Abraham Lincoln said this of himself “[I was] a strange, friendless,
uneducated, penniless boy” when he walked down the dusty road that led out of
the one-horse town environment he grew up in.
Speaking metaphorically here. So
many people live in a one-horse town – whatever it represents and don’t believe
they can leave.
I know what that’s like. But every now and then I read about a person who
got the hell out, and I know it wasn’t about luck. They often didn’t have money
either. When I’m in a place I don’t want to be, without money to move, it’s
easy to think I have to earn the money before
I can go. Or, if I’m in a relationship where I have to over-adapt to get
minimal strokes, to think I should be more tolerant, understanding, you name
it.
So long as I believe myself and stifle my desperation and inner rebellion
I’ll never get out of my one-horse town. No matter what it means to me, or how
the limitations of it are manifesting, the real chains are within, embedded in
my psyche, and that’s much more difficult to face and acknowledge than outward
circumstances.
But if I go very still within myself and just listen, I can hear a part
of me that says ‘this place feels safe’. Still, I long for freedom from
it. I dream of waking up one day to find the horse untethered, nuzzling me, get out of bed, it’s time to go. I
visualize jumping on it – yes, in my pyjamas – and galloping out of town, hair
flying. Eat my dust.
My longing is so powerful that it seems only the big change, the big
decision, can satisfy it. But if I can’t make the big decision to change, to
leave, to follow my heart, chances are I can’t do it in small things either. Personally
I’ve had big dreams all my life and I’ve made big and scary decisions to follow
my heart.
I travelled far geographically but I ended up facing the stark reality
that I couldn’t put my boundaries down in the simplest of ways. I didn’t know I
could and I didn’t know how to. So for all my adventuring I came to realize I’d
never really left my one horse town.
So I wrestle with entitlement and self esteem from moment to moment.
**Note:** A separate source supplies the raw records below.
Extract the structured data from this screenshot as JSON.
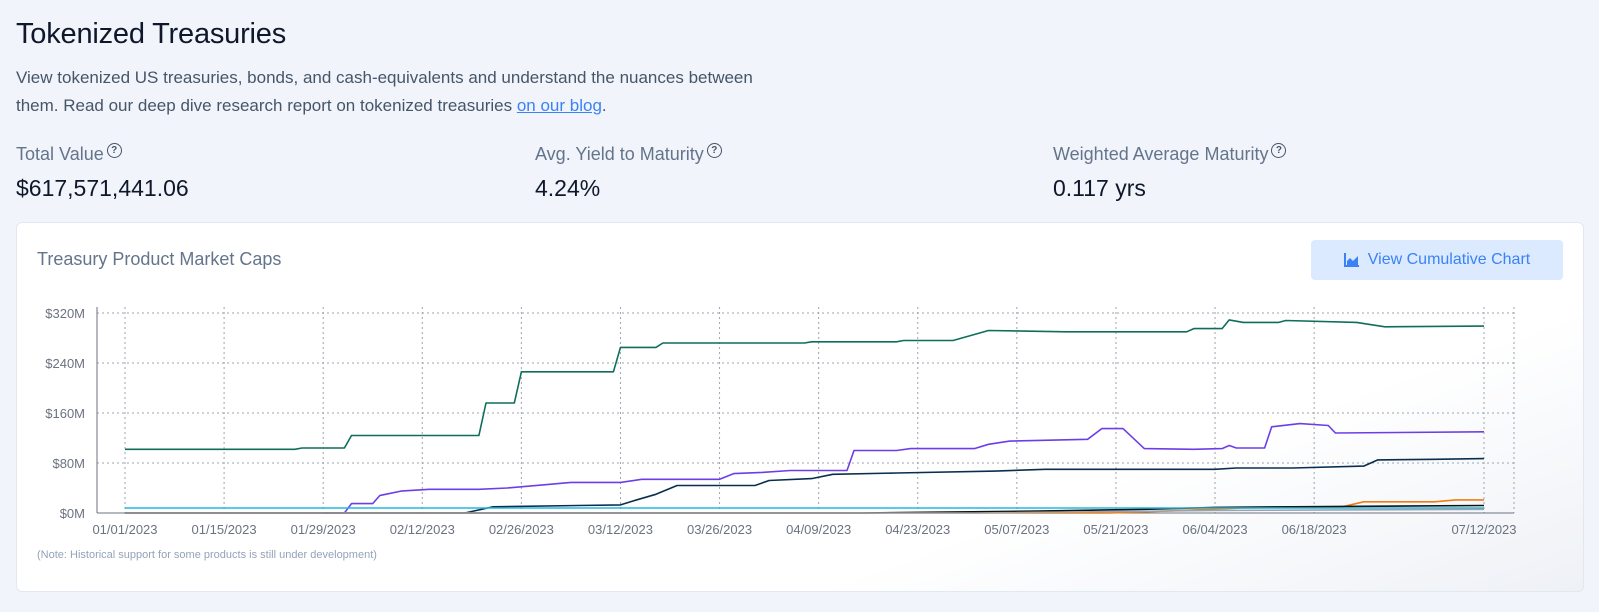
{
  "header": {
    "title": "Tokenized Treasuries",
    "description_prefix": "View tokenized US treasuries, bonds, and cash-equivalents and understand the nuances between them. Read our deep dive research report on tokenized treasuries ",
    "link_text": "on our blog",
    "description_suffix": "."
  },
  "stats": [
    {
      "label": "Total Value",
      "value": "$617,571,441.06"
    },
    {
      "label": "Avg. Yield to Maturity",
      "value": "4.24%"
    },
    {
      "label": "Weighted Average Maturity",
      "value": "0.117 yrs"
    }
  ],
  "help_glyph": "?",
  "card": {
    "title": "Treasury Product Market Caps",
    "cumulative_button": "View Cumulative Chart",
    "note": "(Note: Historical support for some products is still under development)"
  },
  "colors": {
    "accent": "#3b82f6",
    "button_bg": "#dbeafe"
  },
  "chart_data": {
    "type": "line",
    "x_start": "2023-01-01",
    "x_end": "2023-07-12",
    "x_ticks": [
      "01/01/2023",
      "01/15/2023",
      "01/29/2023",
      "02/12/2023",
      "02/26/2023",
      "03/12/2023",
      "03/26/2023",
      "04/09/2023",
      "04/23/2023",
      "05/07/2023",
      "05/21/2023",
      "06/04/2023",
      "06/18/2023",
      "07/12/2023"
    ],
    "x_tick_dates": [
      "2023-01-01",
      "2023-01-15",
      "2023-01-29",
      "2023-02-12",
      "2023-02-26",
      "2023-03-12",
      "2023-03-26",
      "2023-04-09",
      "2023-04-23",
      "2023-05-07",
      "2023-05-21",
      "2023-06-04",
      "2023-06-18",
      "2023-07-12"
    ],
    "y_ticks": [
      0,
      80,
      160,
      240,
      320
    ],
    "y_tick_labels": [
      "$0M",
      "$80M",
      "$160M",
      "$240M",
      "$320M"
    ],
    "ylim": [
      0,
      320
    ],
    "grid": true,
    "series": [
      {
        "color": "#0f6e5a",
        "points": [
          [
            "2023-01-01",
            102
          ],
          [
            "2023-01-25",
            102
          ],
          [
            "2023-01-26",
            104
          ],
          [
            "2023-02-01",
            104
          ],
          [
            "2023-02-02",
            124
          ],
          [
            "2023-02-20",
            124
          ],
          [
            "2023-02-21",
            176
          ],
          [
            "2023-02-25",
            176
          ],
          [
            "2023-02-26",
            226
          ],
          [
            "2023-03-11",
            226
          ],
          [
            "2023-03-12",
            265
          ],
          [
            "2023-03-17",
            265
          ],
          [
            "2023-03-18",
            272
          ],
          [
            "2023-04-07",
            272
          ],
          [
            "2023-04-08",
            274
          ],
          [
            "2023-04-20",
            274
          ],
          [
            "2023-04-21",
            276
          ],
          [
            "2023-04-28",
            276
          ],
          [
            "2023-05-03",
            292
          ],
          [
            "2023-05-14",
            290
          ],
          [
            "2023-05-31",
            290
          ],
          [
            "2023-06-01",
            295
          ],
          [
            "2023-06-05",
            295
          ],
          [
            "2023-06-06",
            309
          ],
          [
            "2023-06-08",
            305
          ],
          [
            "2023-06-13",
            305
          ],
          [
            "2023-06-14",
            308
          ],
          [
            "2023-06-24",
            305
          ],
          [
            "2023-06-28",
            298
          ],
          [
            "2023-07-12",
            299
          ]
        ]
      },
      {
        "color": "#6d3ee8",
        "points": [
          [
            "2023-01-29",
            0
          ],
          [
            "2023-02-01",
            0
          ],
          [
            "2023-02-02",
            15
          ],
          [
            "2023-02-05",
            15
          ],
          [
            "2023-02-06",
            28
          ],
          [
            "2023-02-09",
            35
          ],
          [
            "2023-02-13",
            38
          ],
          [
            "2023-02-20",
            38
          ],
          [
            "2023-02-24",
            40
          ],
          [
            "2023-03-01",
            45
          ],
          [
            "2023-03-05",
            49
          ],
          [
            "2023-03-12",
            49
          ],
          [
            "2023-03-15",
            54
          ],
          [
            "2023-03-26",
            54
          ],
          [
            "2023-03-28",
            63
          ],
          [
            "2023-04-01",
            65
          ],
          [
            "2023-04-05",
            68
          ],
          [
            "2023-04-13",
            68
          ],
          [
            "2023-04-14",
            100
          ],
          [
            "2023-04-20",
            100
          ],
          [
            "2023-04-22",
            103
          ],
          [
            "2023-05-01",
            103
          ],
          [
            "2023-05-03",
            110
          ],
          [
            "2023-05-06",
            115
          ],
          [
            "2023-05-17",
            118
          ],
          [
            "2023-05-19",
            135
          ],
          [
            "2023-05-22",
            135
          ],
          [
            "2023-05-25",
            103
          ],
          [
            "2023-06-01",
            102
          ],
          [
            "2023-06-05",
            103
          ],
          [
            "2023-06-06",
            108
          ],
          [
            "2023-06-07",
            104
          ],
          [
            "2023-06-11",
            104
          ],
          [
            "2023-06-12",
            138
          ],
          [
            "2023-06-16",
            143
          ],
          [
            "2023-06-20",
            140
          ],
          [
            "2023-06-21",
            128
          ],
          [
            "2023-07-12",
            130
          ]
        ]
      },
      {
        "color": "#0b2e4f",
        "points": [
          [
            "2023-01-01",
            0
          ],
          [
            "2023-02-18",
            0
          ],
          [
            "2023-02-22",
            10
          ],
          [
            "2023-03-06",
            12
          ],
          [
            "2023-03-12",
            13
          ],
          [
            "2023-03-14",
            20
          ],
          [
            "2023-03-17",
            30
          ],
          [
            "2023-03-20",
            44
          ],
          [
            "2023-03-31",
            44
          ],
          [
            "2023-04-02",
            52
          ],
          [
            "2023-04-08",
            55
          ],
          [
            "2023-04-11",
            62
          ],
          [
            "2023-04-20",
            64
          ],
          [
            "2023-05-04",
            67
          ],
          [
            "2023-05-11",
            70
          ],
          [
            "2023-06-04",
            70
          ],
          [
            "2023-06-07",
            72
          ],
          [
            "2023-06-15",
            72
          ],
          [
            "2023-06-25",
            75
          ],
          [
            "2023-06-27",
            85
          ],
          [
            "2023-07-05",
            86
          ],
          [
            "2023-07-12",
            87
          ]
        ]
      },
      {
        "color": "#ee7c14",
        "points": [
          [
            "2023-01-01",
            0
          ],
          [
            "2023-05-20",
            0
          ],
          [
            "2023-05-28",
            3
          ],
          [
            "2023-06-08",
            8
          ],
          [
            "2023-06-22",
            10
          ],
          [
            "2023-06-25",
            18
          ],
          [
            "2023-07-05",
            18
          ],
          [
            "2023-07-08",
            21
          ],
          [
            "2023-07-12",
            21
          ]
        ]
      },
      {
        "color": "#111111",
        "points": [
          [
            "2023-01-01",
            0
          ],
          [
            "2023-04-15",
            0
          ],
          [
            "2023-05-10",
            3
          ],
          [
            "2023-05-25",
            6
          ],
          [
            "2023-06-04",
            9
          ],
          [
            "2023-06-15",
            10
          ],
          [
            "2023-07-12",
            12
          ]
        ]
      },
      {
        "color": "#22b8e0",
        "points": [
          [
            "2023-01-01",
            8
          ],
          [
            "2023-07-12",
            8
          ]
        ]
      },
      {
        "color": "#9ca3af",
        "points": [
          [
            "2023-01-01",
            0
          ],
          [
            "2023-05-01",
            0
          ],
          [
            "2023-06-04",
            4
          ],
          [
            "2023-07-12",
            6
          ]
        ]
      }
    ]
  }
}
Learning that I have the right to say to somebody who’s overriding me, I don’t like what you’re doing, and I’m
leaving now. Or to not suck up to the bank teller. Or to walk across a pedestrian crossing and
not apologise to the cars waiting for me.
Or to ask for a raise, take a break, let my rage out in my own private
space when I’ve been rotely dismissed and my heart wants to burst with
frustration and outrage, to yell out into the ether NO, NO NO. Or to stand up to the voice in my head that
tells me I’m not allowed to listen to what I need, express my emotions.
When I can’t do these small things, the unknown is scary and it’s easier to stay where I’m familiar with the turf,
even if it drives me crazy. Even if it’s a one-horse town. Because it’s what I
know and it’s how I identify myself. Damn, life is a bitch.
If I live in that world of moment by moment self-negation and denial and
tell myself those small things aren’t important, and the only decision that
matters is the big one I’m going to make soon, and that’s when I’ll be free and
things will work out for me, I’ll never get out of town, because I’m personally tethering that horse to a
very secure post in my one-horse town.
I probably won’t even realize the horse is there for me. So here's what I
think. Setting my boundaries, respecting myself in small things is a pain, it’s
not very inspiring, but if I keep doing it over and over momentum builds until
one day the big decision actually is possible. I untie my beautiful horse and head
on out, just like I've always dreamed of, hair flying, laughing into the wind.